To the end, Mufti could not bring himself to let go; even as the elephant sank all the way under, submerging now like a sounding whale, Mufti dived with the elephant, seizing one of the giant ears, and held his breath for as long as he could, kicking and pulling with bursting lungs, endeavoring to raise the elephant back to the surface.
But the full weight of destiny had him now—the elephant seemed heavier than iron, was sinking at a determined rate, and Mufti too was out of air.
He released his grip and kicked hard for the surface, crying under water: and when he burst into the bright air, coughing and gasping, he treaded water, watching intently downstream, drifting with the current, hoping for the sight of the elephant resurfacing, or even the periscoping trunk—pleading with the elephant to keep on and to travel however many more miles were required.
But there was nothing, only the serpentine sheen of the river winding lonely and onward, silt-colored and silent, hungry only for the next bend, and the next—hungry only for the ocean—and Mufti turned and swam for shore, and pulled himself up onto the damp sand.
He lay there with his face down, covered with his arms, alternately crying and sleeping, with his feet still in the river, and tons of water sweeping past him each minute, and each hour: and the elephant a boulder now, rumbling and tumbling along the bottom, tusks clacking against the rocks, consigned now to the land of spirit and memory, and leaving Mufti behind like some strange alien or outsider not yet permitted to enter into that far more common territory, where all will meet again, and travel together again.

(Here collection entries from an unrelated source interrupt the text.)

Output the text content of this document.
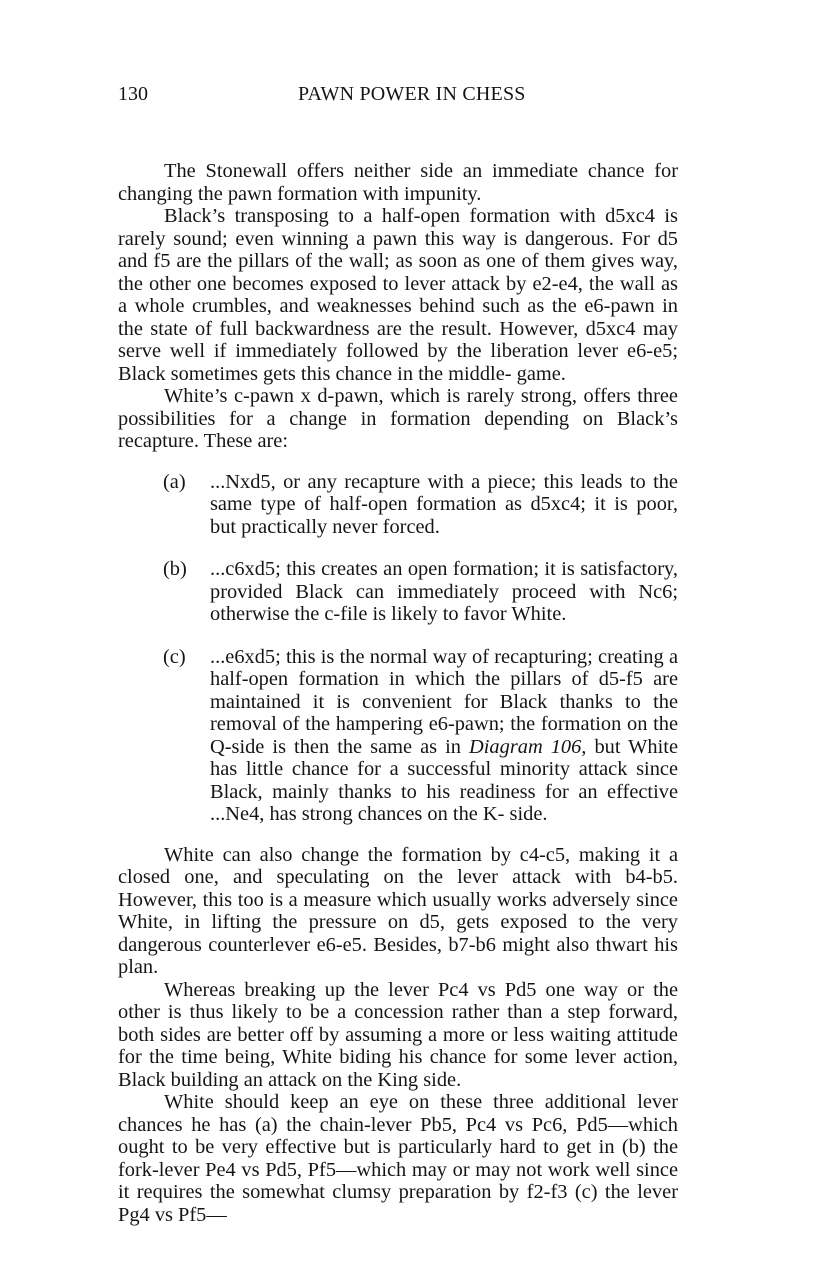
130	PAWN POWER IN CHESS

The Stonewall offers neither side an immediate chance for changing the pawn formation with impunity.

Black’s transposing to a half-open formation with d5xc4 is rarely sound; even winning a pawn this way is dangerous. For d5 and f5 are the pillars of the wall; as soon as one of them gives way, the other one becomes exposed to lever attack by e2-e4, the wall as a whole crumbles, and weaknesses behind such as the e6-pawn in the state of full backwardness are the result. However, d5xc4 may serve well if immediately followed by the liberation lever e6-e5; Black sometimes gets this chance in the middle- game.

White’s c-pawn x d-pawn, which is rarely strong, offers three possibilities for a change in formation depending on Black’s recapture. These are:

(a) ...Nxd5, or any recapture with a piece; this leads to the same type of half-open formation as d5xc4; it is poor, but practically never forced.

(b) ...c6xd5; this creates an open formation; it is satisfactory, provided Black can immediately proceed with Nc6; otherwise the c-file is likely to favor White.

(c) ...e6xd5; this is the normal way of recapturing; creating a half-open formation in which the pillars of d5-f5 are maintained it is convenient for Black thanks to the removal of the hampering e6-pawn; the formation on the Q-side is then the same as in Diagram 106, but White has little chance for a successful minority attack since Black, mainly thanks to his readiness for an effective ...Ne4, has strong chances on the K- side.

White can also change the formation by c4-c5, making it a closed one, and speculating on the lever attack with b4-b5. However, this too is a measure which usually works adversely since White, in lifting the pressure on d5, gets exposed to the very dangerous counterlever e6-e5. Besides, b7-b6 might also thwart his plan.

Whereas breaking up the lever Pc4 vs Pd5 one way or the other is thus likely to be a concession rather than a step forward, both sides are better off by assuming a more or less waiting attitude for the time being, White biding his chance for some lever action, Black building an attack on the King side.

White should keep an eye on these three additional lever chances he has (a) the chain-lever Pb5, Pc4 vs Pc6, Pd5—which ought to be very effective but is particularly hard to get in (b) the fork-lever Pe4 vs Pd5, Pf5—which may or may not work well since it requires the somewhat clumsy preparation by f2-f3 (c) the lever Pg4 vs Pf5—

It was only another forty miles to Mexico, which was where the elephant made its landfall. His body washed up two days later in a small village just across the border, where it was discovered by a woman who had gone down to the river to do laundry. In the soft gray light of dawn, the elephant had been fog-colored, so that all she noticed at first were the tusks.
She had approached curiously, thinking them to be oddly tilted lengths of driftwood, and of how happy her husband would be that she had found them, so he could cut them up into firewood.

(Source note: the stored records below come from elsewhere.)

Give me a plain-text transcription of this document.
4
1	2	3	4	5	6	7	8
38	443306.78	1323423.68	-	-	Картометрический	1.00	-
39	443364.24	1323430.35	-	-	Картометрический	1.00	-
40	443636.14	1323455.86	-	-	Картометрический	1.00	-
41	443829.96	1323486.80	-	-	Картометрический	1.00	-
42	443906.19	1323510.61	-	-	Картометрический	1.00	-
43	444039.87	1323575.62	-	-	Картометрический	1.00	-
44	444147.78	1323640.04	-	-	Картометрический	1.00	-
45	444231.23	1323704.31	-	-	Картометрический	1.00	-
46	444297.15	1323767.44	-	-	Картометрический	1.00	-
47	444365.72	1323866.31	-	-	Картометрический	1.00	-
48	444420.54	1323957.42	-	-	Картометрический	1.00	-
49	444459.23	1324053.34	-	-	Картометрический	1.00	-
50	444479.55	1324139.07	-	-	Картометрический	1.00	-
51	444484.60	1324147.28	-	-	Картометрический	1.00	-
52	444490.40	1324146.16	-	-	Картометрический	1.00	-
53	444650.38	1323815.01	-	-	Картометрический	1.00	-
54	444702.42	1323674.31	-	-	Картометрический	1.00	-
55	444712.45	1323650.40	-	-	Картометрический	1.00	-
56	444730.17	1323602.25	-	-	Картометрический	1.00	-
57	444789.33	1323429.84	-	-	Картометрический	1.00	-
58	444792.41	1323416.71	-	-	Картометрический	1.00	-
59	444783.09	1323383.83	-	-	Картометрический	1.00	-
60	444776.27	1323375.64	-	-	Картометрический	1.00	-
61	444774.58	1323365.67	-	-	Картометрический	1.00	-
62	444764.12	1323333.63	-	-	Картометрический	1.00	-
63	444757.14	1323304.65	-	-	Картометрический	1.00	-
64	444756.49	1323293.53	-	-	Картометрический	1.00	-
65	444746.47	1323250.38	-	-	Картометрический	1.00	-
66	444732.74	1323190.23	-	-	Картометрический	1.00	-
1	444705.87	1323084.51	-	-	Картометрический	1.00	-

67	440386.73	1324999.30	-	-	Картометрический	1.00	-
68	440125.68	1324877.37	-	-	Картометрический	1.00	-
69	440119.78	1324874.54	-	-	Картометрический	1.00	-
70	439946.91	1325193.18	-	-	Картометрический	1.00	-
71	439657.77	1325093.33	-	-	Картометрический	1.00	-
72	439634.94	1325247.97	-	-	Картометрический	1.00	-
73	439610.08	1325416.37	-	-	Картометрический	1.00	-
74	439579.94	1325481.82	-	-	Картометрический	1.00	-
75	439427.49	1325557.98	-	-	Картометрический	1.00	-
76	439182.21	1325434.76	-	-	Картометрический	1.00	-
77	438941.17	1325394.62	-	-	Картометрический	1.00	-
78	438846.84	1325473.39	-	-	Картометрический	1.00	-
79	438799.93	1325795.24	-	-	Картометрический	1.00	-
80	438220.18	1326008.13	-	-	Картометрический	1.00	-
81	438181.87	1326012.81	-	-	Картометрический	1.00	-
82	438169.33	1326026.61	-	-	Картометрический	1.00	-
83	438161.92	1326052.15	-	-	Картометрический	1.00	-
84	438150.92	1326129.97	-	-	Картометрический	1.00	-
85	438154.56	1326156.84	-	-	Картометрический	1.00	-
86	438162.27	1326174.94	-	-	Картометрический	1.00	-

So slow had the horror been to spread, when she began to piece together the patches and outlines of what she was really seeing—her eyes, against her wishes, disassembling her dream of firewood, and reassem
bling reality—that when the final understanding came, there was still too much of a gap between that understanding, and the emotions of fright.
Instead of acknowledging her fright, she stood there mute before the monolith; and in her silence and disbelief, and in that morning fog, even standing but a few yards away from the astounding sun-swollen beast, she could not quite be sure of where the animal ended and the gray sky and fog began. Even as she was looking right at it, she could not quite be sure of what it was she was seeing.
She remained silent, with the terror that was filling her rising so slowly and so detached from the normal profile of fear that for the longest time she did not even recognize it as her own.
When she did, she fell backwards, as if pushed two-handed by some invisible force: smitten, as if in biblical times: as if she had witnessed some forbidden sight.
She rose in a scramble, looking around to see what might have pushed her, and ran back to the village, where at first she had trouble making anyone believe what she had seen. It seemed impossible, rather than simply improbable. They all thought they had already seen everything, and knew everything; that the world was a small and regular, finite place. That elephants could never drift down their slow and muddy river.
By noon they had the tusks sawed off. Even two days dead, the elephant did not look entirely mortal—or rather, stiffened as it was now, it looked dead, but somehow preserved, and capable, perhaps, of getting back up again and traveling on, and away from them. They fastened a chain around one of its bent and stiffened legs, lest the current undercut it once more and pull it away from them.